Writing While Irish: Universality and Parochialism

I'm fairly certain it isn't a criminal offense, at least in most countries. . .

from Excursions in the Real World
William Trevor

Being Irish is complicated, in my case, by the fact that I am a writer of fiction. One circumstance influences the other; nationality seems irrelevant in the loose, uncharted world of art, then suddenly raises its voice; fiction insists on universality, then equally insists that a degree of parochialism can often best achieve this. A muddle of contradiction prevails, but since the practice of any art has to do with establishing order, muddles should be grist to the artistic mill. Or so at least you can pretend.

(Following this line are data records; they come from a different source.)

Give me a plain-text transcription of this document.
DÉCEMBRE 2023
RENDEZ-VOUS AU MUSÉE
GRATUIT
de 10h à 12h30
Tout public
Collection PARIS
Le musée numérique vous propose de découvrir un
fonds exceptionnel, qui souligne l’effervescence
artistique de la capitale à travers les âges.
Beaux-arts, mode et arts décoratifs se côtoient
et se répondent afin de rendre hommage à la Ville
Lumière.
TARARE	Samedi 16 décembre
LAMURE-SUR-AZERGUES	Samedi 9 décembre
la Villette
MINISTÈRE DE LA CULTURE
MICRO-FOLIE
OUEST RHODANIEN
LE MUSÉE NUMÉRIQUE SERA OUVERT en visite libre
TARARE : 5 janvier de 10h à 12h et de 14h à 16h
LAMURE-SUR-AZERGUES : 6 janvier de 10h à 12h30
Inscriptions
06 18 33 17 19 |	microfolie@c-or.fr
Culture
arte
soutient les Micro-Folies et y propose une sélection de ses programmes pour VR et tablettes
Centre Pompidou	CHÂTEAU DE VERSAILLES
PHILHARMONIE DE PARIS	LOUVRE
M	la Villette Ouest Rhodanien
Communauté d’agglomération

Writing is a professional activity, yet when fiction is the end product it must necessarily also be a personal one. As you engage in it you cannot escape the person you are.

I think the critical point here is how universality is achieved.  It seems to me that it is almost always achieved in the particular.  Hamlet is not the prince of anywhere at anytime--he is not Everyman.  He is Hamlet--that he shares in the human condition makes some of what he says and does particular and some of it universal.  So, too with any work that attains universality.  It is universal because it speaks in particulars that are meaningful.  Thus Shakespeare is universal in a way that John Bunyan, writing allegorically and vaguely, cannot be.

But these are hasty thoughts on the matter--not deepthink.  And so they are subject to equally hasty revisions as conversation is engaged--or not.